Ancak o, egemen Batı edebiyatının değil de, Batının kolonyalist süreçte sömürgelerde bıraktığı yaraları dillendiren, bunları çözümleme ve sağaltma çabası içerisine giren doğrudan madunların, sömürge halkların ürettiği bir kavram.
Post-kolonyal edebiyatın bu kavramı, insan haklarına Batı dışı dünyadan, sömürge halkların, ezilenlerin, mustazafların açısından bakar.
Maduniyet meselesine, her ne kadar insan haklarıyla ilgili olsa da daha çok sömürge sonrası bir dünyanın ilgi alanı içerisinde yer aldığından, kendisini bu bağlam içerisinde telakki etmeyen ülkemiz aydınlarınca pek dikkate alınmış değil.
Oysaki Batı hegemonyasının ve sömürgeciliğin doğrudan etkisi altına giren Osmanlıların son döneminde, maduniyetin etkisi ülkemizde de hissedilmiş, ancak Batıcı kampa dahil olarak Batı ile özdeşim kurulma yoluyla bu hissiyattan/durumdan kurtulma yanılsamasının içerisine düşüldüğünden, bu kavramdan da uzak durulmuştur.

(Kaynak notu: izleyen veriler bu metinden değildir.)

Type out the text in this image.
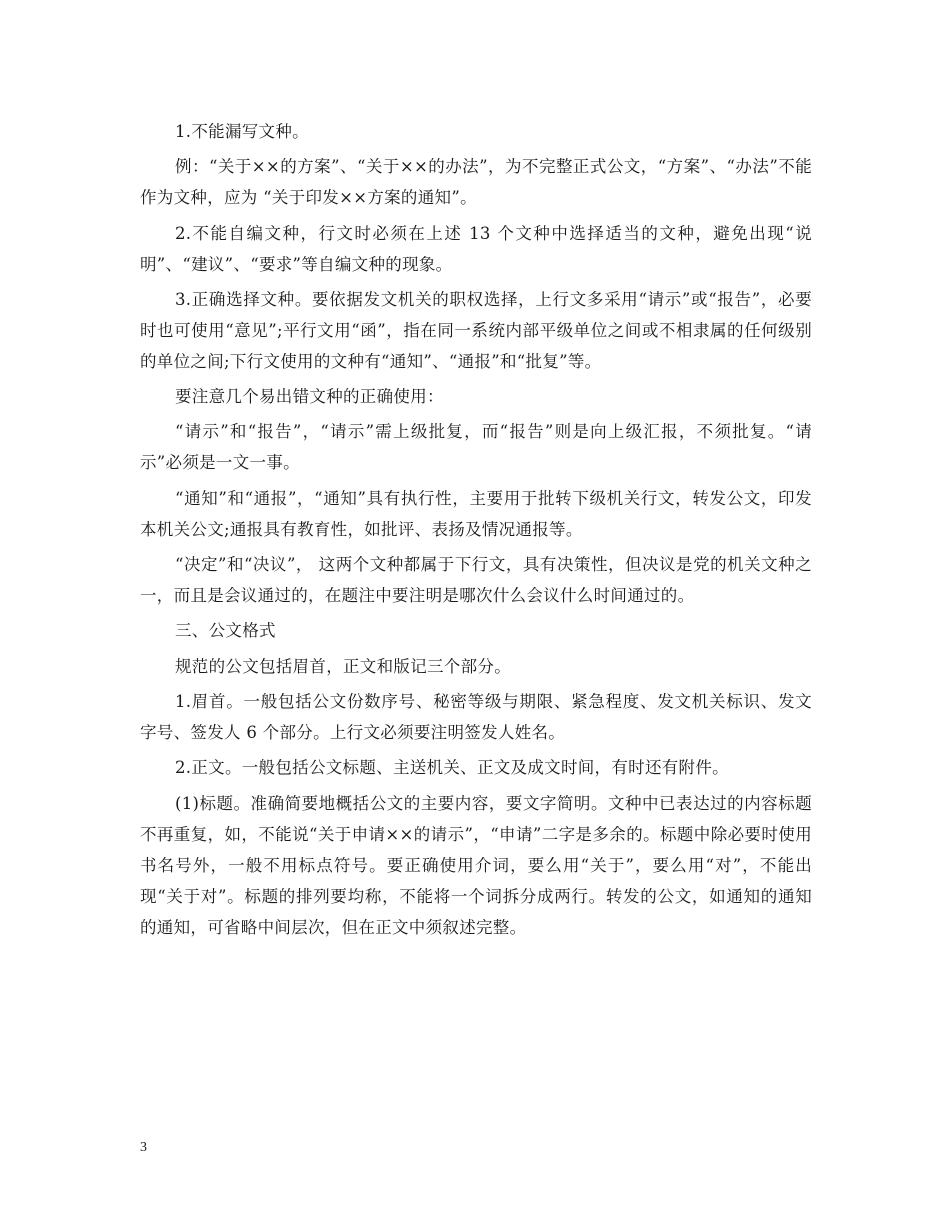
1.不能漏写文种。

例：“关于××的方案”、“关于××的办法”，为不完整正式公文，“方案”、“办法”不能作为文种，应为 “关于印发××方案的通知”。

2.不能自编文种，行文时必须在上述 13 个文种中选择适当的文种，避免出现“说明”、“建议”、“要求”等自编文种的现象。

3.正确选择文种。要依据发文机关的职权选择，上行文多采用“请示”或“报告”，必要时也可使用“意见”;平行文用“函”，指在同一系统内部平级单位之间或不相隶属的任何级别的单位之间;下行文使用的文种有“通知”、“通报”和“批复”等。

要注意几个易出错文种的正确使用：

“请示”和“报告”，“请示”需上级批复，而“报告”则是向上级汇报，不须批复。“请示”必须是一文一事。

“通知”和“通报”，“通知”具有执行性，主要用于批转下级机关行文，转发公文，印发本机关公文;通报具有教育性，如批评、表扬及情况通报等。

“决定”和“决议”， 这两个文种都属于下行文，具有决策性，但决议是党的机关文种之一，而且是会议通过的，在题注中要注明是哪次什么会议什么时间通过的。

三、公文格式

规范的公文包括眉首，正文和版记三个部分。

1.眉首。一般包括公文份数序号、秘密等级与期限、紧急程度、发文机关标识、发文字号、签发人 6 个部分。上行文必须要注明签发人姓名。

2.正文。一般包括公文标题、主送机关、正文及成文时间，有时还有附件。

(1)标题。准确简要地概括公文的主要内容，要文字简明。文种中已表达过的内容标题不再重复，如，不能说“关于申请××的请示”，“申请”二字是多余的。标题中除必要时使用书名号外，一般不用标点符号。要正确使用介词，要么用“关于”，要么用“对”，不能出现“关于对”。标题的排列要均称，不能将一个词拆分成两行。转发的公文，如通知的通知的通知，可省略中间层次，但在正文中须叙述完整。

3
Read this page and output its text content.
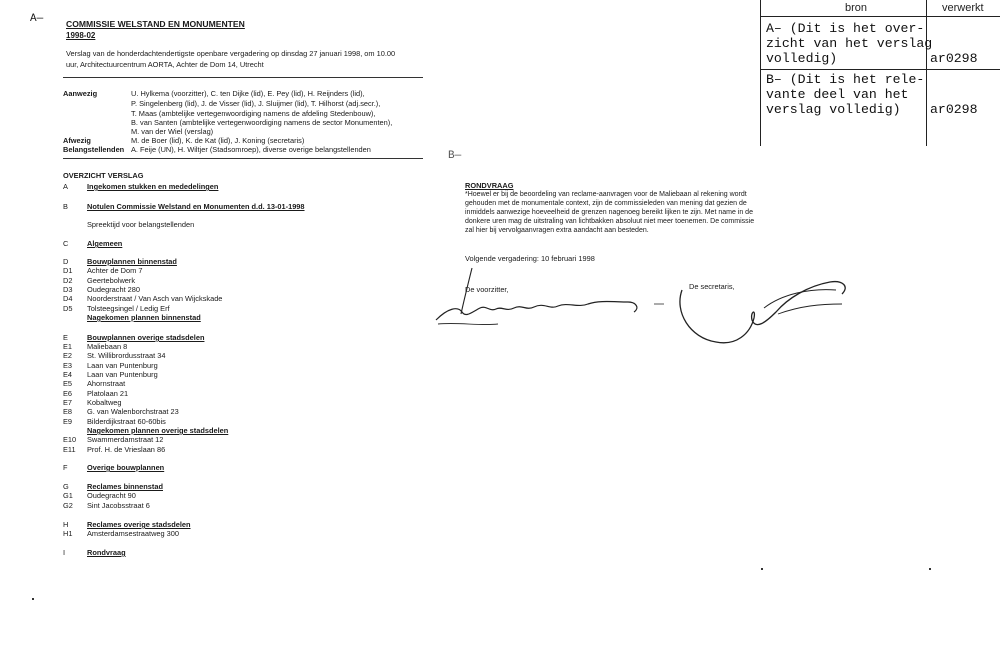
A—
B—
bron	verwerkt
A– (Dit is het over-
zicht van het verslag
volledig)	ar0298
B– (Dit is het rele-
vante deel van het
verslag volledig) ar0298
COMMISSIE WELSTAND EN MONUMENTEN
1998-02
Verslag van de honderdachtendertigste openbare vergadering op dinsdag 27 januari 1998, om 10.00
uur, Architectuurcentrum AORTA, Achter de Dom 14, Utrecht
Aanwezig	U. Hylkema (voorzitter), C. ten Dijke (lid), E. Pey (lid), H. Reijnders (lid),
P. Singelenberg (lid), J. de Visser (lid), J. Sluijmer (lid), T. Hilhorst (adj.secr.),
T. Maas (ambtelijke vertegenwoordiging namens de afdeling Stedenbouw),
B. van Santen (ambtelijke vertegenwoordiging namens de sector Monumenten),
M. van der Wiel (verslag)
Afwezig	M. de Boer (lid), K. de Kat (lid), J. Koning (secretaris)
Belangstellenden A. Feije (UN), H. Wiltjer (Stadsomroep), diverse overige belangstellenden
OVERZICHT VERSLAG
A	Ingekomen stukken en mededelingen
B	Notulen Commissie Welstand en Monumenten d.d. 13-01-1998
Spreektijd voor belangstellenden
C	Algemeen
D	Bouwplannen binnenstad
D1	Achter de Dom 7
D2	Geertebolwerk
D3	Oudegracht 280
D4	Noorderstraat / Van Asch van Wijckskade
D5	Tolsteegsingel / Ledig Erf
Nagekomen plannen binnenstad
E	Bouwplannen overige stadsdelen
E1	Maliebaan 8
E2	St. Willibrordusstraat 34
E3	Laan van Puntenburg
E4	Laan van Puntenburg
E5	Ahornstraat
E6	Platolaan 21
E7	Kobaltweg
E8	G. van Walenborchstraat 23
E9	Bilderdijkstraat 60-60bis
Nagekomen plannen overige stadsdelen
E10	Swammerdamstraat 12
E11	Prof. H. de Vrieslaan 86
F	Overige bouwplannen
G	Reclames binnenstad
G1	Oudegracht 90
G2	Sint Jacobsstraat 6
H	Reclames overige stadsdelen
H1	Amsterdamsestraatweg 300
I	Rondvraag
RONDVRAAG
*Hoewel er bij de beoordeling van reclame-aanvragen voor de Maliebaan al rekening wordt
gehouden met de monumentale context, zijn de commissieleden van mening dat gezien de
inmiddels aanwezige hoeveelheid de grenzen nagenoeg bereikt lijken te zijn. Met name in de
donkere uren mag de uitstraling van lichtbakken absoluut niet meer toenemen. De commissie
zal hier bij vervolgaanvragen extra aandacht aan besteden.
Volgende vergadering: 10 februari 1998
De voorzitter,	De secretaris,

Oysa dolaylı bir biçimde de olsa Türkiye, iki yüz yıldır sömürgeciliğin etkisi altında bulunduğu gibi, bir bölümünü Türkiye’nin de kapsadığı Kürdistan ise bölgesel ülkelerin de baskısıyla buna iki kat maruz kalmıştır.
Salt iktisadi ve siyasi alanla sınırlı kal(a)mayan bu etkilenme, bilim, düşünce, kültür ve hatta dil alanlarında da etkisini gösteren bir süreç içerisinde Batı’ya tâbileşilmesi ve bu kavramsal çerçeve içerisindeki bir özdeşim (egemene özdeşim), kendisini de Batılı egemenler bağlamında değerlendirme yanılsamasına yol açmıştır.
Her ne kadar yaşanılan işgal süreci kısıtlı olsa da sonuçta bir bağımsızlık savaşı verilmiş ve buradan siyasal bir bağımsızlıkla çıkılmış, ancak uğranılan kültürel ve bilimsel bağımlılık, zihinsel bir maduniyete yol açmıştır.
Öyle ki hâkim bilim, düşünce ve kültür açısından Batıya tâbileşilen bu süreç, daha geniş bir çerçevede Ortadoğu madunluğu olarak da tanımlanmaktadır.
Arapça madun (alt, aşağı) aşağıda olan, ast, mustazaf gibi anlamlara gelir. Madunluk bir toplumun uzun zaman zulüm veya baskı altında kalması ve bu durumu içselleştirmesidir.
Bu kavramı ilk kez kullanan İtalyan düşünür Antonio Gramsci (öl. 1937), kavramı (subaltern) kapitalizmin toplumu hegemonyal baskılaması anlamında kullanmıştır.
Oysa kavramı 1980’lerde tedavüle sokan Hintli düşünürler kavramı daha geniş bir anlamda kullanmışlardır.
Madun, toplumsal etkinlik yapılarına erişimi engellenmiş kişidir ki bu, çoğu kez içselleştirilmiş bir engeldir.
Öyle ki salt sınıfsal durum ve zafiyet maduniyeti tek başına açıklayamaz.
Zira maduniyette salt siyasi ve iktisadi bir sömürü, tâbilik ve boyun eğmişlikten öte, kişiyi insanlığından da eden bir insan-altılığa, beşer (insansı)’liğe doğru bir aşağıla(ştır)ma, baskılama, altlaştırma söz konusudur.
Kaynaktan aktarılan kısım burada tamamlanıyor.